How MLOps can bring government’s AI visions to life

 

Connecting state and local government leaders

MLOps operationalizes the production of machine-learning software so agencies can expedite the continuous production of ML models at scale, significantly reducing the time it takes to deploy intelligent AI applications.

Just when government agencies were getting accustomed to integrating DevOps practices into their workflows, a new “Ops” has emerged: MLOps, a practice Deloitte has named one of the key government technology trends for 2021. So what is MLOps, and why should government agencies care about it?

MLOps brings together data scientists, developers and IT operations professionals to efficiently deliver machine learning models into production. Consider MLOps a subclass of DevOps: It extends and applies DevOps concepts to ML code, improving the quality of artificial intelligence-powered applications and reducing the time it takes to go from idea to deployment.

That’s important for government agencies investing money into AI-related R&D. With the federal government predicted to invest more than $6 billion in AI in fiscal year 2021, agencies will want to ensure their investments bear fruit. That’s where MLOps comes in.

How MLOps works

The MLOps program is similar to traditional DevOps. Each team member has a role to play in the production pipeline. For example, data scientists prepare data, apply ML algorithms and tune the models to make them more performant. Developers use those models as part of their applications, and operations managers ensure that models are approved and monitored in production.

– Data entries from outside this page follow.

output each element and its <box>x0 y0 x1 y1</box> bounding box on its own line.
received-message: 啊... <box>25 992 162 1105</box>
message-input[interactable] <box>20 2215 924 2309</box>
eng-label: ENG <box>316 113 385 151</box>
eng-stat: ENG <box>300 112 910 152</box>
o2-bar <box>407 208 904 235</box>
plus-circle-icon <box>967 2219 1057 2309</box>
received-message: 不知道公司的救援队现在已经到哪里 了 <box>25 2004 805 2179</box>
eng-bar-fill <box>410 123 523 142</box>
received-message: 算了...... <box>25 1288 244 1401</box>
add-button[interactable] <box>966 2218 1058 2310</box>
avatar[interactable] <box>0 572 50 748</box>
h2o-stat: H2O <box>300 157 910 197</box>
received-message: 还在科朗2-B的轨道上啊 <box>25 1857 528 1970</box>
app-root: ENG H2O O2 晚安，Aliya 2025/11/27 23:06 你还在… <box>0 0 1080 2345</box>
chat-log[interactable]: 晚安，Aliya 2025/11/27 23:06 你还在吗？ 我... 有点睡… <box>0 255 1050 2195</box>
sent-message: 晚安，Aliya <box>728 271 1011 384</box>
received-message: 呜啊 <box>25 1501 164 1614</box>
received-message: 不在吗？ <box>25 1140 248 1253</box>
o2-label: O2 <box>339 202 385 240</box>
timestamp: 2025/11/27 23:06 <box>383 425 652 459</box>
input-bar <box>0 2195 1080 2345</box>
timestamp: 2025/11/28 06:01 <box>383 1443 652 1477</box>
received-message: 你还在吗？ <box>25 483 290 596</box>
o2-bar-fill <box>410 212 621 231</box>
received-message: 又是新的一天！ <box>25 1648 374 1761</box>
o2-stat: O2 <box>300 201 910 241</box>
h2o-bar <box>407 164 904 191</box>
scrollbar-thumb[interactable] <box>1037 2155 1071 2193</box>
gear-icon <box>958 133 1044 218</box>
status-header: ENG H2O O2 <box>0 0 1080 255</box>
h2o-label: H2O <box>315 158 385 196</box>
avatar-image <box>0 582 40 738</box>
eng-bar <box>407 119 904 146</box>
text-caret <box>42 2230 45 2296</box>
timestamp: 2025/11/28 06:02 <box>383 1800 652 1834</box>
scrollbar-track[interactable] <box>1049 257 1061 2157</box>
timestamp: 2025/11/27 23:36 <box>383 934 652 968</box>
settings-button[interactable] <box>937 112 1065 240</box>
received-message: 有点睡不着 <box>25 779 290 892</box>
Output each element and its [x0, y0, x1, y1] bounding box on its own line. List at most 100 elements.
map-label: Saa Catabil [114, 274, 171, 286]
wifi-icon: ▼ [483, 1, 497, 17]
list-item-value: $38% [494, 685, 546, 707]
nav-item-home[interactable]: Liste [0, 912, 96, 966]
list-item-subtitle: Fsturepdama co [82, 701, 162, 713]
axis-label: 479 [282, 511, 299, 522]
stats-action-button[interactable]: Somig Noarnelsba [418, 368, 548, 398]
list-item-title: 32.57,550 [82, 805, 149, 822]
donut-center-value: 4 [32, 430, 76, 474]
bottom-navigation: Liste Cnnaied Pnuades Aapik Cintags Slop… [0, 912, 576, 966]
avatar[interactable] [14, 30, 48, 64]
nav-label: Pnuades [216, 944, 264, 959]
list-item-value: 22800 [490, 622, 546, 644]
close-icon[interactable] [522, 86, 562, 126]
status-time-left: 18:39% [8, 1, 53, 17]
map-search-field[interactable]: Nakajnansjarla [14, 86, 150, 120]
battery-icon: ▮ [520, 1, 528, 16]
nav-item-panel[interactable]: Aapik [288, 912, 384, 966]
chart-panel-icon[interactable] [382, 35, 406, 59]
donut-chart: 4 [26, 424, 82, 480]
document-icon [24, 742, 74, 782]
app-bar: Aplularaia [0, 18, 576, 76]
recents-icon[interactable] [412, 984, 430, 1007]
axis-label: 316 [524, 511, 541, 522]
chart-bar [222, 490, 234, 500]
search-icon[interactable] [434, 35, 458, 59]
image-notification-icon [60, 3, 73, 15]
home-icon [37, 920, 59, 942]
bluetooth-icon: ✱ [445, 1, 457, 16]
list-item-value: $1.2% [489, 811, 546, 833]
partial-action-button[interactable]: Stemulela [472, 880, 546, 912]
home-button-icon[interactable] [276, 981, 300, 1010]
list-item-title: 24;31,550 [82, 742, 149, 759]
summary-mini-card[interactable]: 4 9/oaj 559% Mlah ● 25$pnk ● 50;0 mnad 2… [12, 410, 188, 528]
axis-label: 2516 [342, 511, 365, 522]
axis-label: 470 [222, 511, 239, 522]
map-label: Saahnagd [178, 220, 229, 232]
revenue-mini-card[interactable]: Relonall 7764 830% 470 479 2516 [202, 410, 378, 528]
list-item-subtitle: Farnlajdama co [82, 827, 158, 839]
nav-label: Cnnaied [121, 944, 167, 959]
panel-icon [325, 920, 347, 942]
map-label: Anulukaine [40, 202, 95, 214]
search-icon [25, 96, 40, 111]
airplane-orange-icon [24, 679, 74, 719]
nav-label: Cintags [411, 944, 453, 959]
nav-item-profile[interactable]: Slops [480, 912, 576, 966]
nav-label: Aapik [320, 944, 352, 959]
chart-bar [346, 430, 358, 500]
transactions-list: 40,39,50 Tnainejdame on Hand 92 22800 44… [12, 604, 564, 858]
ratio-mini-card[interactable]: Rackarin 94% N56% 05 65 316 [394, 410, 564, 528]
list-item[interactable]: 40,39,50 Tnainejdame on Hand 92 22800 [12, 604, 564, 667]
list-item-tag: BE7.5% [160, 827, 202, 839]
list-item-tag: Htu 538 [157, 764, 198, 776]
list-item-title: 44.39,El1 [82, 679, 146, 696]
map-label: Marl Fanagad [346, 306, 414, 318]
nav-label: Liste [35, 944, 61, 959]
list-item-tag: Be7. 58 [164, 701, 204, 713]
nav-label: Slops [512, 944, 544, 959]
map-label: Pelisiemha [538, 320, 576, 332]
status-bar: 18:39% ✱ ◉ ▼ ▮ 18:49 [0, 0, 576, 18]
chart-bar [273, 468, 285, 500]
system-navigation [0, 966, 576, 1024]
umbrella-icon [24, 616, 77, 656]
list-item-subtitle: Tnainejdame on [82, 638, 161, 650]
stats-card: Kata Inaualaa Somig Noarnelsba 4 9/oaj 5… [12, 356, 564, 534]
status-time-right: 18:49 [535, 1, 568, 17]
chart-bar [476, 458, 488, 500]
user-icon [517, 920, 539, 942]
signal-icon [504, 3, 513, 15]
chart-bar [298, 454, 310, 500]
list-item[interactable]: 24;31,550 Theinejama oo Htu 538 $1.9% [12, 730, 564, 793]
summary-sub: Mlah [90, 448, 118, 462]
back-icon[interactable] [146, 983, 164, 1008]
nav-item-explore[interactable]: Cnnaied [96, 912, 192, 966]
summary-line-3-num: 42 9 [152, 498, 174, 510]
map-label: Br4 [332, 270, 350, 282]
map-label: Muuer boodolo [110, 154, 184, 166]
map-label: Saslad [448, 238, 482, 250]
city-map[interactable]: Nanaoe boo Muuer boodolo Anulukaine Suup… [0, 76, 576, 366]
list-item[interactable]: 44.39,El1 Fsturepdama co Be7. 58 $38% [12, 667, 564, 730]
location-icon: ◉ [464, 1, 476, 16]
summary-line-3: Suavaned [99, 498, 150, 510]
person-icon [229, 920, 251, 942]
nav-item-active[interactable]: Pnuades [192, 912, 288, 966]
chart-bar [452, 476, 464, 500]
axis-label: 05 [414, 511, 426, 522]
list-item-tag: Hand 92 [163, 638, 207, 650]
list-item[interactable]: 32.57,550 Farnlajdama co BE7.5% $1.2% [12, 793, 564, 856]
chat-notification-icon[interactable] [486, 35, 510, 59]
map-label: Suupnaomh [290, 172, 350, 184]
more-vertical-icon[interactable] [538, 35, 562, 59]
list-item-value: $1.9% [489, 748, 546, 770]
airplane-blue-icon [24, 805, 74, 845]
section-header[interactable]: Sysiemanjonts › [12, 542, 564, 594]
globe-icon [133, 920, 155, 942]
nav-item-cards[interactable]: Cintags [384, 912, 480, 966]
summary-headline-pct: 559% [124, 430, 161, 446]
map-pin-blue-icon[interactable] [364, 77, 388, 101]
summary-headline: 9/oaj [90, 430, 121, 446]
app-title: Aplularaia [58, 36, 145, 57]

As with traditional DevOps, the goal of the MLOps deployment pipeline is to streamline the delivery of software into production, with the added twist that the software can make predictions based on machine-learned patterns in historical data. MLOps encourages automation and continuous deployment just like DevOps, but it adds unique ML capabilities such as model validation to enable high-quality predictions to be made in the environment.

The work of data scientists is often referred to as “experimentation.” Data scientists test and retest algorithms on data and iterate on the result to improve performance. While experimentation can lead to powerful ML solutions, without a deployment pipeline, those solutions will likely stay in the lab.

MLOps operationalizes the production of machine learning software and enables agencies to benefit from the experimental efforts of its data scientists. It provides a foundation for ML to have tremendous impact and value.

Delivering viable solutions

Meanwhile, MLOps also gives agencies a methodology they can use to maximize AI investments and deliver viable solutions. By adopting MLOps best practices, agencies can expedite the continuous production of ML models at scale, significantly reducing the time it takes to deploy intelligent AI applications to days or even hours.

The potential use cases are eye opening. For instance, agencies can use MLOps-built models to predict equipment failures on military vehicles and proactively develop appropriate maintenance schedules. They can train computer vision models to analyze satellite or astronomical images, or they can develop truly innovative solutions that allow for edge compute processing in minutes.

MLOps also injects repeatability and auditability into the deployment pipeline, which can be beneficial if an ML model underperforms or an AI “black box” needs to be audited post-deployment. Having a proper deployment pipeline in place makes it easier to regenerate models and retrace steps if necessary.

Getting started with MLOps

From an operational point of view, deploying an MLOps program is similar to the creation of a typical DevOps program. The first step is to create a collaborative culture with cross-functional teams working to meet their agency’s business goals. Then, that culture must be supported with the appropriate underlying technology to help team members work together and achieve those goals.

Fortunately, government agencies with DevOps teams have already laid much of the cultural groundwork necessary for MLOps; they simply need to add their data science teams to the mix. And while data scientists are typically used to working alone, they will benefit from hearing conversations around product requirements and getting to know their agencies’ developers and operations managers. These insights can help data scientists align their models with the goals of the product and help developers and operations managers understand how those models were built and meant to be consumed. 

Teams should be working toward a common goal that aligns with their agency’s primary AI objectives. Depending on the agency, that goal could be centered on their use case, such as predictive maintenance for more effective medical treatments. The goal should not be optimizing a specific engineering metric, but a strategic organizational objective that MLOps teams design applications to meet.

Finally, agencies should support these cultural and strategic initiatives with technology that helps MLOps teams to easily build and deploy ML-driven applications. The ideal platform should support information sharing across teams and enable agile development processes. Open source platforms enable data scientists, developers and operations managers to use different tools while still facilitating collaboration.

More than just another “Ops”

While MLOps is a variation on what has become a very popular theme, it’s much more than just another “Ops” methodology. It can help take ML out of the experimental phase and into practical use. It not only brings data scientists, developers, and operations managers together. MLOps  has the potential to bring government agencies’ AI projects to life.